On Aug. 30, however, Coppinger asked for a revenue increase. One short holiday week later, commissioners voted 8-1 to give him one. County Commissioner Tim Boyd was the "no" vote both times.

This week, transparency won some praise from Boyd and Tennessee state Sen. Todd Gardenhire. And Gardenhire went a step further, calling for some money to be repaid. More on this later.

Boyd last week asked the County Commission to require two separate votes to raise property taxes in the future. Alas, on Wednesday, Boyd's motion to approve the resolution came and went in mere seconds and died early in the commission meeting for lack of a second.

But Boyd the bulldog didn't let it go, and he sarcastically noted that Coppinger didn't give him a one-on-one briefing about the proposed tax increase as he had the other eight commissioners. (You know - we just can't be bothered with those pesky public discussions.)

In the comment period at the meeting's end, Boyd said, "It's a very sad day for the taxpayers in Hamilton County, and it's hard for me to believe this body will not stand up for the most basic elements of transparency and good government, and on such conversations about whether to reassess the millage rate or not."

He's right of course.

We've said before that we have no qualms with either the tax increase - a much-needed element to improve education in our county - or the school board's capital plan. Both are solid responses to real needs.

But we have serious qualms with the lack of transparency and complete lack of public discussion over both.

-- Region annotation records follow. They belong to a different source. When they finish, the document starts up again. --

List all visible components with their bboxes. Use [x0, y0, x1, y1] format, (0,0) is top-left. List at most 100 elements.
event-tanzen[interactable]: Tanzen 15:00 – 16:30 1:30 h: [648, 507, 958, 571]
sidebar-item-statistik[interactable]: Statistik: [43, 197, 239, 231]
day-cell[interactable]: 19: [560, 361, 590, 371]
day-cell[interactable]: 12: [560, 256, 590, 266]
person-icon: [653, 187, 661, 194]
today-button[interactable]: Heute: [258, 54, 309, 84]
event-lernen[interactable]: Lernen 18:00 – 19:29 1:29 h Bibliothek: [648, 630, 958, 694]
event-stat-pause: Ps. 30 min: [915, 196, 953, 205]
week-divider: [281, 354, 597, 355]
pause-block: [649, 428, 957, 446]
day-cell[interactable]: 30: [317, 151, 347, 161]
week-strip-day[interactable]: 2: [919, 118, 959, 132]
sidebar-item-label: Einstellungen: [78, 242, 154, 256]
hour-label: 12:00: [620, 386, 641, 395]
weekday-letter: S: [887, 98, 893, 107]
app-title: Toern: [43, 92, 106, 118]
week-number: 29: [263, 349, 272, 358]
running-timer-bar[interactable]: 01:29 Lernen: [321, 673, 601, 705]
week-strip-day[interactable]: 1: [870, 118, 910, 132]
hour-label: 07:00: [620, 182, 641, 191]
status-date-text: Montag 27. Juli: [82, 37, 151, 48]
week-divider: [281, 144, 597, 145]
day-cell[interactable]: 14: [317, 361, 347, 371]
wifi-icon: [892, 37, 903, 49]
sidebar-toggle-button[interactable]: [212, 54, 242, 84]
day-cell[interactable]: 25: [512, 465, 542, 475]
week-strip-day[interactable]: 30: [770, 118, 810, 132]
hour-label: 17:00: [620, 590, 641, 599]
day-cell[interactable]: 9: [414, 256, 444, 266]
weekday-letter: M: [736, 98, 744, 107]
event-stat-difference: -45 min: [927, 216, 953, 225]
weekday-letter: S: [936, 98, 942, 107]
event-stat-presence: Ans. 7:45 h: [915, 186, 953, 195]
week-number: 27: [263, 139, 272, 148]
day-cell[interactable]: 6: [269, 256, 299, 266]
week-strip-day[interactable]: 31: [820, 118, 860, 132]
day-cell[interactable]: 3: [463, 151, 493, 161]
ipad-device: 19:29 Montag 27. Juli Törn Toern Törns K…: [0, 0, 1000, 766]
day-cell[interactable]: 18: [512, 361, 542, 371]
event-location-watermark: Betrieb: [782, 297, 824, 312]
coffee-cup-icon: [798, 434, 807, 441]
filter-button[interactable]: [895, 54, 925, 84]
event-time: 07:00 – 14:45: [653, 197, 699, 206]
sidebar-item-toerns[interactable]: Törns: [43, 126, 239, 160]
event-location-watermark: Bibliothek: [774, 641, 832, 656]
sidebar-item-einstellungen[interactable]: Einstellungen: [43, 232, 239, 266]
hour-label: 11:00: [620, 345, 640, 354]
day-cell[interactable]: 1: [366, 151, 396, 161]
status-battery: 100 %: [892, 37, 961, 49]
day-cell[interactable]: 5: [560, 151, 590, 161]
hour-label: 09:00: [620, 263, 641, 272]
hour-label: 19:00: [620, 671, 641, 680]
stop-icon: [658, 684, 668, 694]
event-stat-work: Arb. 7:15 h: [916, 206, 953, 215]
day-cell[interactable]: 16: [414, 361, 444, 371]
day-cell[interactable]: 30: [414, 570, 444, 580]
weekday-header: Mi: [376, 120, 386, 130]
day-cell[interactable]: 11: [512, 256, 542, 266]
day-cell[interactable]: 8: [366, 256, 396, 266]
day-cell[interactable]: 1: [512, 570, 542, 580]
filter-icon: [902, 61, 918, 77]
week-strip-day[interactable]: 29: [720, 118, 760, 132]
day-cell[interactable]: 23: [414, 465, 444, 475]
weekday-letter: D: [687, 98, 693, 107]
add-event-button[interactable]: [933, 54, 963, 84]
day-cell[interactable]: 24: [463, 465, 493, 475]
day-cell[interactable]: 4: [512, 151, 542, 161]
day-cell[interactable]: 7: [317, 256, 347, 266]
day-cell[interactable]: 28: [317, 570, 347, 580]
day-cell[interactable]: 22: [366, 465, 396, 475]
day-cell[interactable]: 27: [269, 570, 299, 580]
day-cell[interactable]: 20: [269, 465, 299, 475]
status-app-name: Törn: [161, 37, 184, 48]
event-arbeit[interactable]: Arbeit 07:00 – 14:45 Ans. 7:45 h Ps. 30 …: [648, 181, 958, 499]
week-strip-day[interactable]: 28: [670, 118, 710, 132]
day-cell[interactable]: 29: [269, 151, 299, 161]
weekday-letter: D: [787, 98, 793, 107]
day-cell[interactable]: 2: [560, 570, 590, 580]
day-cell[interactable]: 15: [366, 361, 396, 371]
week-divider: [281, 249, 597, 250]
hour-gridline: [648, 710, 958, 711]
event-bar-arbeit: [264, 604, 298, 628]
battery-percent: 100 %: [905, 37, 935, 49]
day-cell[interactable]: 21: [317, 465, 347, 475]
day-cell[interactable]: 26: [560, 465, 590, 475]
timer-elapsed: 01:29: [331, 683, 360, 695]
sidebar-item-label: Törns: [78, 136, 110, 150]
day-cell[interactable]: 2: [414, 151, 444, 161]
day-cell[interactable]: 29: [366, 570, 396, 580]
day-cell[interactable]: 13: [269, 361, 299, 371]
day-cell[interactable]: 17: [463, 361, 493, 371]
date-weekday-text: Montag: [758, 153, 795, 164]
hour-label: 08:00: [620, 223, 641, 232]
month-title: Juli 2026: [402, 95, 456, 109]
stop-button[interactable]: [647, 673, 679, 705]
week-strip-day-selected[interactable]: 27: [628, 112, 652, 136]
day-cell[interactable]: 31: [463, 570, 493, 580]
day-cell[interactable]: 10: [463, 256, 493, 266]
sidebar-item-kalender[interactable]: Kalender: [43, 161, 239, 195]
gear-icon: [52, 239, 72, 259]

And again from county officials

Likewise, taxpayers should applaud Gardenhire's initiative to write and get passed legislation that triggered a state audit of the Chattanooga Convention and Visitors Bureau after he attended a CVB annual luncheon that he termed "very lavish." That was, by the way, about the same time that Boyd (again Tim Boyd) got into a spit fight with both the CVB and his fellow commissioners about the CVB's excessive spending - and the secrecy around it.

CVB and other officials claimed the visitors bureau couldn't be letting other cities like Huntsville know what they bid and spent for events like the Ironman triathalon. And after all, they posited, the CVB's operating budget of $7.8 million in 2017 - mostly raised from lodging taxes - brings a nice return of $1.1 billion in tourism business to our region.

That's true enough, but how does Huntsville get the same $1 billion in tourism on a $2 million operating budget?

Well, the results of Gardenhire's requested state audit points to some of that "how."

Detailed receipts were not kept for 36 percent of the $378,298 in credit card charges made by CVB from July 2015 through June 2016. Auditors tallied $48,537 in meals and entertainment for out-of-town clients but also a $14,163 tab for business lunches and dining that involved only Chattanooga area residents. That was for staycationer tourism, right?

Now Gardenhire is turning up the heat, calling for the bureau employees who lost receipts to repay the expenses - out of their own pockets. Cha-ching!

The audit also found the CVB lacked detailed policies for when local meals are allowable, for employee retirement gift ranges, or appropriate limits on miscellaneous expenses. Similarly the CVB failed to make county-required "regular and periodic written reports to the county mayor and commissioners.

We'll remind you again: The mayor and commissioners (other than Boyd and Commissioner Randy Fairbanks, an accountant,) seem to be OK with that. In fact, in July, a majority of the commissioners reversed their June passage of a Boyd-sponsored resolution requiring the CVB and other nonprofits to adopt county travel and procurement policies if 25 percent or more of their operating budgets come from county money - our money.

That's not just a lack of transparency. That seems a bit more like a government suborning of transparency.